Efficient Architecture for the Realization of 2-D Adaptive FIR Filter Using Distributed Arithmetic

This paper presents an efficient architecture for two-dimensional (2-D) adaptive FIR filter architecture using the distributed arithmetic (DA) algorithm. DA-based filter architectures essentially require look-up tables (LUT). In the proposed filter architecture, RAM- or ROM-based LUT is replaced by adders- and logic gates-based structure that generates the LUT value corresponding to the input. Therefore, the MAC unit requires fewer logic gates and adders in DA-based realization. In addition, the memory sharing concept in architecture reduces the delay elements. Moreover, the complexity of the LUT hardware of higher-order filters is reduced by parallelly dividing the internal MAC block for the DA decomposition which offers a higher degree of modularity and parallelism in the proposed architecture. Further, 2-D delayed LMS algorithm is used for the updation of the filter coefficient weights.

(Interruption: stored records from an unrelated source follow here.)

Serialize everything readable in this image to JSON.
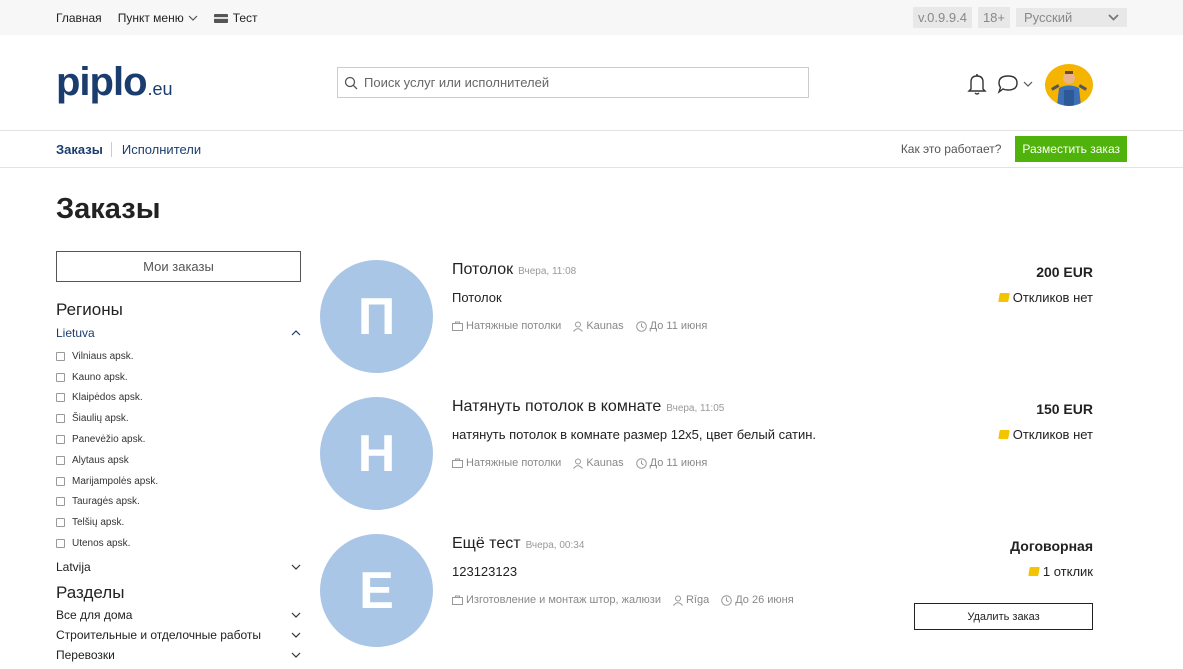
{
  "topbar": {
    "home": "Главная",
    "menu": "Пункт меню",
    "test": "Тест",
    "version": "v.0.9.9.4",
    "age": "18+",
    "language": "Русский"
  },
  "header": {
    "logo_main": "piplo",
    "logo_tld": ".eu",
    "search_placeholder": "Поиск услуг или исполнителей"
  },
  "subnav": {
    "orders_tab": "Заказы",
    "performers_tab": "Исполнители",
    "how_it_works": "Как это работает?",
    "post_order": "Разместить заказ"
  },
  "page_title": "Заказы",
  "sidebar": {
    "my_orders": "Мои заказы",
    "regions_title": "Регионы",
    "region_active": "Lietuva",
    "districts": [
      "Vilniaus apsk.",
      "Kauno apsk.",
      "Klaipėdos apsk.",
      "Šiaulių apsk.",
      "Panevėžio apsk.",
      "Alytaus apsk",
      "Marijampolės apsk.",
      "Tauragės apsk.",
      "Telšių apsk.",
      "Utenos apsk."
    ],
    "region_other": "Latvija",
    "sections_title": "Разделы",
    "sections": [
      "Все для дома",
      "Строительные и отделочные работы",
      "Перевозки"
    ]
  },
  "orders": [
    {
      "letter": "П",
      "title": "Потолок",
      "time": "Вчера, 11:08",
      "desc": "Потолок",
      "category": "Натяжные потолки",
      "city": "Kaunas",
      "deadline": "До 11 июня",
      "price": "200 EUR",
      "responses": "Откликов нет"
    },
    {
      "letter": "Н",
      "title": "Натянуть потолок в комнате",
      "time": "Вчера, 11:05",
      "desc": "натянуть потолок в комнате размер 12х5, цвет белый сатин.",
      "category": "Натяжные потолки",
      "city": "Kaunas",
      "deadline": "До 11 июня",
      "price": "150 EUR",
      "responses": "Откликов нет"
    },
    {
      "letter": "Е",
      "title": "Ещё тест",
      "time": "Вчера, 00:34",
      "desc": "123123123",
      "category": "Изготовление и монтаж штор, жалюзи",
      "city": "Rīga",
      "deadline": "До 26 июня",
      "price": "Договорная",
      "responses": "1 отклик",
      "delete_label": "Удалить заказ"
    }
  ],
  "colors": {
    "brand": "#1b3d6e",
    "accent_green": "#4fb30c",
    "avatar_circle": "#aac6e6",
    "tag_yellow": "#f4c400"
  }
}
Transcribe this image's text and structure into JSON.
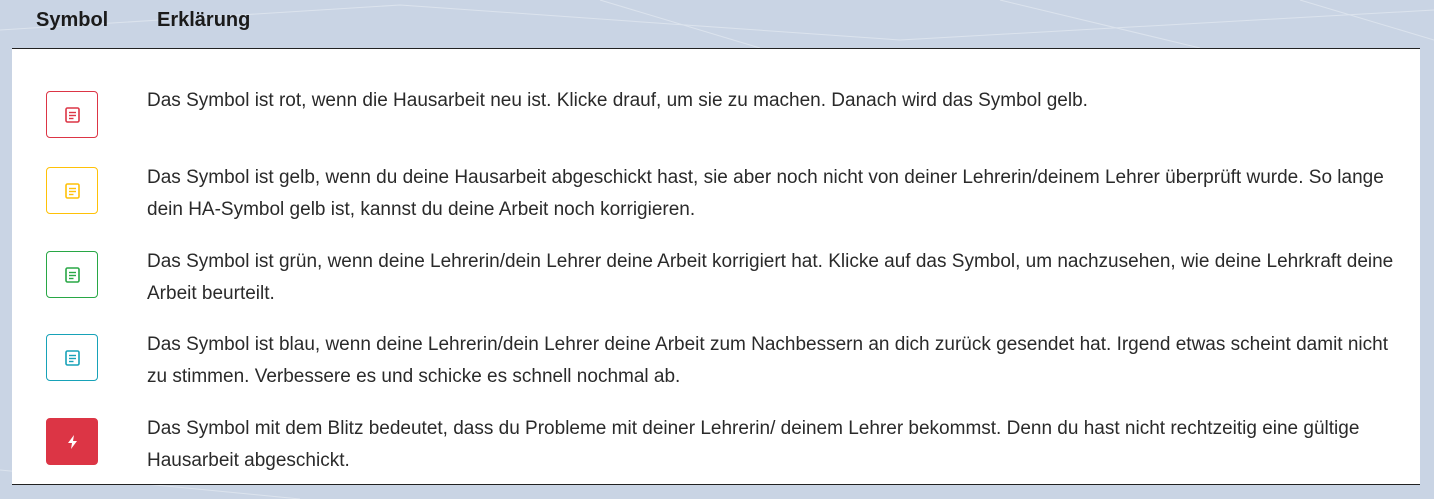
{
  "header": {
    "symbol_col": "Symbol",
    "explanation_col": "Erklärung"
  },
  "rows": [
    {
      "icon": "homework-icon",
      "color": "#dc3545",
      "text": "Das Symbol ist rot, wenn die Hausarbeit neu ist. Klicke drauf, um sie zu machen. Danach wird das Symbol gelb."
    },
    {
      "icon": "homework-icon",
      "color": "#ffc107",
      "text": "Das Symbol ist gelb, wenn du deine Hausarbeit abgeschickt hast, sie aber noch nicht von deiner Lehrerin/deinem Lehrer überprüft wurde. So lange dein HA-Symbol gelb ist, kannst du deine Arbeit noch korrigieren."
    },
    {
      "icon": "homework-icon",
      "color": "#28a745",
      "text": "Das Symbol ist grün, wenn deine Lehrerin/dein Lehrer deine Arbeit korrigiert hat. Klicke auf das Symbol, um nachzusehen, wie deine Lehrkraft deine Arbeit beurteilt."
    },
    {
      "icon": "homework-icon",
      "color": "#17a2b8",
      "text": "Das Symbol ist blau, wenn deine Lehrerin/dein Lehrer deine Arbeit zum Nachbessern an dich zurück gesendet hat. Irgend etwas scheint damit nicht zu stimmen. Verbessere es und schicke es schnell nochmal ab."
    },
    {
      "icon": "lightning-icon",
      "color": "#dc3545",
      "text": "Das Symbol mit dem Blitz bedeutet, dass du Probleme mit deiner Lehrerin/ deinem Lehrer bekommst. Denn du hast nicht rechtzeitig eine gültige Hausarbeit abgeschickt."
    }
  ]
}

Furthermore, two-stage pipelining is used to reduce the critical path of the architecture and it also makes critical path delay independent of the order of the filter. ASIC synthesis results reveal the advantages of the proposed structure by reducing the area, power, ADP and EDP by 54%, 48.19%, 55% and 49%, respectively, as compared with the existing architecture for filter size 8 × 8.